Most people I talk with are experiencing some sense of loneliness, isolation, frustration, or sadness being separated from the ones they love and the ones that love them. Whatever feelings arise during this time can be taken right into our practice of Compassionate Awareness of Feelings. We do a short version of this practice as part of most of our sessions, but this can be a full practice on its own. You can access this practice at sustainablecompassion.org.
And here are a few words from a section of an article called “The Heart Calls to You,” by Barry Boyce, the editor of Mindfulness magazine, that highlights the importance (and necessity) of being present to our emotional feelings as we travel on the spiritual path.
What will inevitably come to the fore as we spend more and more time sitting with ourselves — becoming familiar with the texture of our mind and what lurks within – is emotion. In contrast to a simple perception (of heat, or light, say) or an abstract thought (like, there goes a cat), emotion carries a lot of energy and color. It manifests throughout the body and it can repeat itself, taking the shape of a mood. What begins as anger can develop into a highly irritable mood state. In the same way, a moment of happiness can blossom into a cheery mood.
I have known no meditator who has stuck with the practice for whom the emotional landscape has not become an area of intense interest and curiosity. It’s not something you sit around idly thinking about, though, or wring your hands over. It’s something you sit with, time and time again, seeing up close the life cycle of an emotion.

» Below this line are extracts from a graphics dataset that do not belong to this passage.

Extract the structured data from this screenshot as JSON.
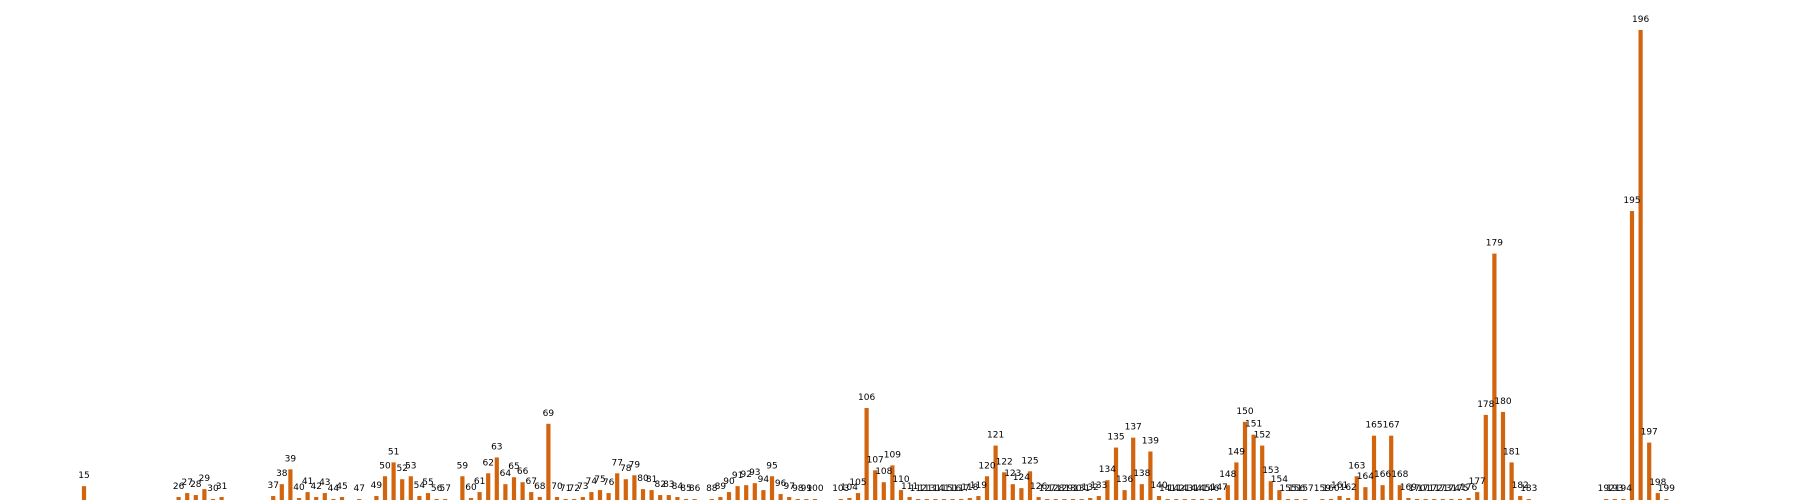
{
  "chart_data": {
    "type": "bar",
    "title": "",
    "xlabel": "",
    "ylabel": "",
    "grid": false,
    "legend": "none",
    "bar_color": "#d3640e",
    "label_color": "#000000",
    "background": "#ffffff",
    "ylim": [
      0,
      480
    ],
    "points": [
      {
        "x": 15,
        "value": 14
      },
      {
        "x": 26,
        "value": 3
      },
      {
        "x": 27,
        "value": 7
      },
      {
        "x": 28,
        "value": 5
      },
      {
        "x": 29,
        "value": 11
      },
      {
        "x": 30,
        "value": 1
      },
      {
        "x": 31,
        "value": 3
      },
      {
        "x": 37,
        "value": 4
      },
      {
        "x": 38,
        "value": 16
      },
      {
        "x": 39,
        "value": 31
      },
      {
        "x": 40,
        "value": 2
      },
      {
        "x": 41,
        "value": 8
      },
      {
        "x": 42,
        "value": 3
      },
      {
        "x": 43,
        "value": 7
      },
      {
        "x": 44,
        "value": 1
      },
      {
        "x": 45,
        "value": 3
      },
      {
        "x": 47,
        "value": 1
      },
      {
        "x": 49,
        "value": 4
      },
      {
        "x": 50,
        "value": 24
      },
      {
        "x": 51,
        "value": 38
      },
      {
        "x": 52,
        "value": 21
      },
      {
        "x": 53,
        "value": 24
      },
      {
        "x": 54,
        "value": 4
      },
      {
        "x": 55,
        "value": 7
      },
      {
        "x": 56,
        "value": 1
      },
      {
        "x": 57,
        "value": 1
      },
      {
        "x": 59,
        "value": 24
      },
      {
        "x": 60,
        "value": 2
      },
      {
        "x": 61,
        "value": 8
      },
      {
        "x": 62,
        "value": 27
      },
      {
        "x": 63,
        "value": 43
      },
      {
        "x": 64,
        "value": 16
      },
      {
        "x": 65,
        "value": 23
      },
      {
        "x": 66,
        "value": 18
      },
      {
        "x": 67,
        "value": 8
      },
      {
        "x": 68,
        "value": 3
      },
      {
        "x": 69,
        "value": 77
      },
      {
        "x": 70,
        "value": 3
      },
      {
        "x": 71,
        "value": 1
      },
      {
        "x": 72,
        "value": 1
      },
      {
        "x": 73,
        "value": 3
      },
      {
        "x": 74,
        "value": 8
      },
      {
        "x": 75,
        "value": 10
      },
      {
        "x": 76,
        "value": 7
      },
      {
        "x": 77,
        "value": 27
      },
      {
        "x": 78,
        "value": 21
      },
      {
        "x": 79,
        "value": 25
      },
      {
        "x": 80,
        "value": 11
      },
      {
        "x": 81,
        "value": 10
      },
      {
        "x": 82,
        "value": 5
      },
      {
        "x": 83,
        "value": 5
      },
      {
        "x": 84,
        "value": 3
      },
      {
        "x": 85,
        "value": 1
      },
      {
        "x": 86,
        "value": 1
      },
      {
        "x": 88,
        "value": 1
      },
      {
        "x": 89,
        "value": 3
      },
      {
        "x": 90,
        "value": 8
      },
      {
        "x": 91,
        "value": 14
      },
      {
        "x": 92,
        "value": 15
      },
      {
        "x": 93,
        "value": 17
      },
      {
        "x": 94,
        "value": 10
      },
      {
        "x": 95,
        "value": 24
      },
      {
        "x": 96,
        "value": 6
      },
      {
        "x": 97,
        "value": 3
      },
      {
        "x": 98,
        "value": 1
      },
      {
        "x": 99,
        "value": 1
      },
      {
        "x": 100,
        "value": 1
      },
      {
        "x": 103,
        "value": 1
      },
      {
        "x": 104,
        "value": 2
      },
      {
        "x": 105,
        "value": 7
      },
      {
        "x": 106,
        "value": 93
      },
      {
        "x": 107,
        "value": 30
      },
      {
        "x": 108,
        "value": 18
      },
      {
        "x": 109,
        "value": 35
      },
      {
        "x": 110,
        "value": 10
      },
      {
        "x": 111,
        "value": 3
      },
      {
        "x": 112,
        "value": 1
      },
      {
        "x": 113,
        "value": 1
      },
      {
        "x": 114,
        "value": 1
      },
      {
        "x": 115,
        "value": 1
      },
      {
        "x": 116,
        "value": 1
      },
      {
        "x": 117,
        "value": 1
      },
      {
        "x": 118,
        "value": 2
      },
      {
        "x": 119,
        "value": 4
      },
      {
        "x": 120,
        "value": 24
      },
      {
        "x": 121,
        "value": 55
      },
      {
        "x": 122,
        "value": 28
      },
      {
        "x": 123,
        "value": 16
      },
      {
        "x": 124,
        "value": 12
      },
      {
        "x": 125,
        "value": 29
      },
      {
        "x": 126,
        "value": 3
      },
      {
        "x": 127,
        "value": 1
      },
      {
        "x": 128,
        "value": 1
      },
      {
        "x": 129,
        "value": 1
      },
      {
        "x": 130,
        "value": 1
      },
      {
        "x": 131,
        "value": 1
      },
      {
        "x": 132,
        "value": 2
      },
      {
        "x": 133,
        "value": 4
      },
      {
        "x": 134,
        "value": 20
      },
      {
        "x": 135,
        "value": 53
      },
      {
        "x": 136,
        "value": 10
      },
      {
        "x": 137,
        "value": 63
      },
      {
        "x": 138,
        "value": 16
      },
      {
        "x": 139,
        "value": 49
      },
      {
        "x": 140,
        "value": 4
      },
      {
        "x": 141,
        "value": 1
      },
      {
        "x": 142,
        "value": 1
      },
      {
        "x": 143,
        "value": 1
      },
      {
        "x": 144,
        "value": 1
      },
      {
        "x": 145,
        "value": 1
      },
      {
        "x": 146,
        "value": 1
      },
      {
        "x": 147,
        "value": 2
      },
      {
        "x": 148,
        "value": 15
      },
      {
        "x": 149,
        "value": 38
      },
      {
        "x": 150,
        "value": 79
      },
      {
        "x": 151,
        "value": 66
      },
      {
        "x": 152,
        "value": 55
      },
      {
        "x": 153,
        "value": 19
      },
      {
        "x": 154,
        "value": 10
      },
      {
        "x": 155,
        "value": 1
      },
      {
        "x": 156,
        "value": 1
      },
      {
        "x": 157,
        "value": 1
      },
      {
        "x": 159,
        "value": 1
      },
      {
        "x": 160,
        "value": 1
      },
      {
        "x": 161,
        "value": 4
      },
      {
        "x": 162,
        "value": 2
      },
      {
        "x": 163,
        "value": 24
      },
      {
        "x": 164,
        "value": 13
      },
      {
        "x": 165,
        "value": 65
      },
      {
        "x": 166,
        "value": 15
      },
      {
        "x": 167,
        "value": 65
      },
      {
        "x": 168,
        "value": 15
      },
      {
        "x": 169,
        "value": 2
      },
      {
        "x": 170,
        "value": 1
      },
      {
        "x": 171,
        "value": 1
      },
      {
        "x": 172,
        "value": 1
      },
      {
        "x": 173,
        "value": 1
      },
      {
        "x": 174,
        "value": 1
      },
      {
        "x": 175,
        "value": 1
      },
      {
        "x": 176,
        "value": 2
      },
      {
        "x": 177,
        "value": 8
      },
      {
        "x": 178,
        "value": 86
      },
      {
        "x": 179,
        "value": 249
      },
      {
        "x": 180,
        "value": 89
      },
      {
        "x": 181,
        "value": 38
      },
      {
        "x": 182,
        "value": 4
      },
      {
        "x": 183,
        "value": 1
      },
      {
        "x": 192,
        "value": 1
      },
      {
        "x": 193,
        "value": 1
      },
      {
        "x": 194,
        "value": 1
      },
      {
        "x": 195,
        "value": 292
      },
      {
        "x": 196,
        "value": 475
      },
      {
        "x": 197,
        "value": 58
      },
      {
        "x": 198,
        "value": 7
      },
      {
        "x": 199,
        "value": 1
      }
    ]
  }
}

You are getting to know yourself in a very intimate way. The bit of stability gained from basic attention practice (usually awareness of the breath) allows you to probe more courageously into your emotional terrain. When you find it too intense, you can see the need to fall back on cultivating more self-compassion. And if you do so, you may be able to probe further. It becomes a virtuous circle, more attention leading to deeper probing to more attention, and so on. We alternate resting and probing.